Nous essayons de garder les meilleurs et de réinvestir continuellement dans des jeunes chevaux de 2 à 5 ans. Nous appliquons ce programme depuis le démarrage du GFE et nous l’avons étendu à l’achat de foals depuis 2018.





Quels sont vos critères de choix pour la jeune génétique ?


Nous ne nous intéressons pas forcément aux premiers des concours d’élevage ; pour nous un candidat étalon doit avoir un pedigree intéressant et pas de gros défauts de conformation ou de locomotion, mais il doit avoir avant tout une ou deux qualités très fortes, susceptibles d’en faire des améliorateurs !


Dans un premier temps, nous vérifions que ces qualités leur sont utiles pour faire d’eux de très bons performers : la souplesse et l’élasticité de Candy De Nantuel, la qualité de galop de Cicave du Talus, l’élasticité et le respect d’Up To You, la force et le tempérament d’Excalibur de la Tour Vidal…


Dans un deuxième temps, nous essayons d’évaluer s’ils transmettent ces qualités à leurs descendants avant de leur accorder une place dans le groupe de nos étalons Elite.


Pour résumer, avant d’acheter un étalon nous demandons aux membres de notre comité de sélection s’ils pensent que le candidat a des qualités fortes et intéressantes qui lui permettent de prétendre à évoluer au minimum au niveau 150 et plus et s’ils sont personnellement prêts à lui confier une de leurs propres juments durant leur période de testage.


Nous n’allons plus loin que si les réponses à ces deux questions sont positives.





Pourquoi l’achat du « top price » des Ventes Fences au pedigree plutôt modeste ?


Vous parlez de Gwenndu de Kergane ? c’est une excellente illustration de ce que je viens de dire car il remplit parfaitement les deux conditions que je vous ai exposées : une qualité exceptionnelle d’explosivité et d’élasticité qui lui permet de prétendre évoluer un jour à très haut niveau et un pedigree plein de courants de sang rares qui donne envie de le tester.


Nous cherchons systématiquement les meilleurs, mais nous ne voulons pas nous cantonner aux seuls sangs de Diamant de Semilly, Kannan, Clinton, Baloubet, Contender, Heartbreaker et autres Casall.


Avec un père qui n’a sailli qu’un an avant d’être exporté comme cheval de sport aux USA et castré et avec une souche maternelle pleine de très bons gagnants avec des courants de sang très peu utilisés comme Grand Chef Bleus et Gold de Bécourt, il présente une originalité et une rareté génétique qui feront sa force dans quelques années : s’il confirme sa valeur sportive, il sera très facile à croiser avec la plupart des pedigrees actuels.


C’est un clin d’œil à l’histoire car il a un profil génétique atypique qui rappelle parfaitement celui de notre premier achat : Mr Blue, lui aussi né d’un père quasi inconnu exporté en Indonésie et d’une lignée peu utilisée dont il est devenu le premier grand champion !


Votre sentiment sur la conjoncture actuelle pour l’élevage de chevaux de sport : plutôt optimiste ou plutôt pessimiste ?


De toutes façons plutôt optimiste par nature et prudent par expérience !


L’activité commerciale durant la dernière Grande Semaine de l’Elevage et le succès des six soirées des ventes Fences nourrissent le sentiment que le marché des jeunes chevaux de qualité connaît un réel rebond.
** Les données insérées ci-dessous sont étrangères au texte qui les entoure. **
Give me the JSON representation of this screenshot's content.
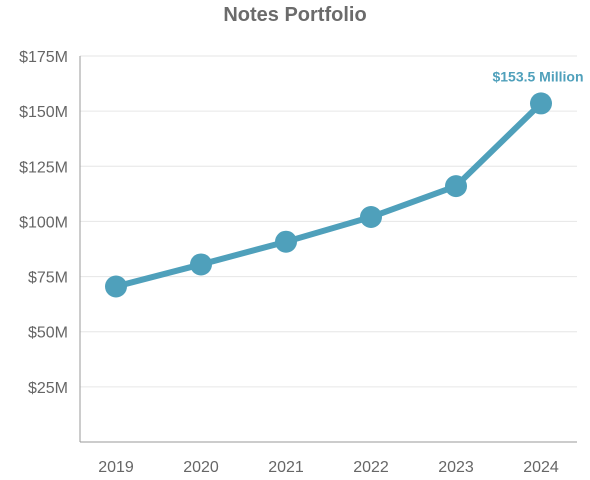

Les succès récents du Selle Français sur la scène internationale font que notre élevage national devrait profiter de ce regain d’intérêt.


Nous devons faire des efforts pour réduire les coûts du cycle d’élevage et de la formation des jeunes chevaux et nous organiser pour faciliter tous les modes de commercialisation de la production à un stade précoce pour les éleveurs qui le souhaitent. Les modifications des calendriers des concours d’élevage vont dans ce sens et la SHF doit chercher à se rapprocher au plus près des cavaliers de jeunes chevaux pour leur proposer un programme de formation toujours moins couteux et plus efficace.
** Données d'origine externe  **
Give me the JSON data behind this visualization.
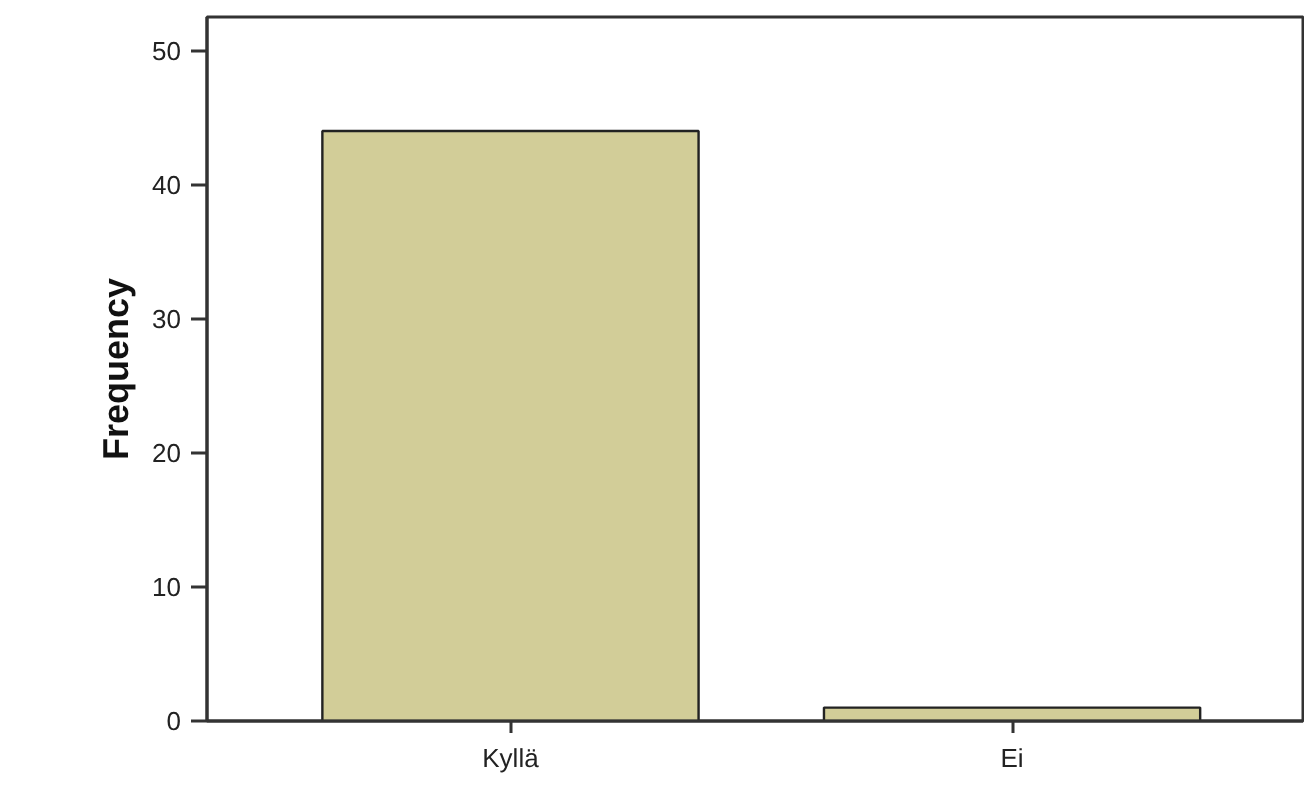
{
  "chart_data": {
    "type": "bar",
    "ylabel": "Frequency",
    "categories": [
      "Kyllä",
      "Ei"
    ],
    "values": [
      44,
      1
    ],
    "color": "#d2cd98",
    "ylim": [
      0,
      52.5
    ],
    "yticks": [
      0,
      10,
      20,
      30,
      40,
      50
    ],
    "grid": false
  }
}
Si nous y parvenons, nous sortirons du tunnel dans lequel nous sommes entrés il y a bientôt dix ans.





Et pour le GFE, comment ça va ?


Nous avons plutôt bien traversé cette période grâce à des choix génétiques qui se sont avérés pertinents et à un effort d’internationalisation très important.


Nous devons continuer d’être attentifs à toutes les évolutions et nous sommes conscients de la nécessité de continuer à investir dans la jeune génétique pour être en capacité d’offrir le meilleur à nos actionnaires et à nos clients.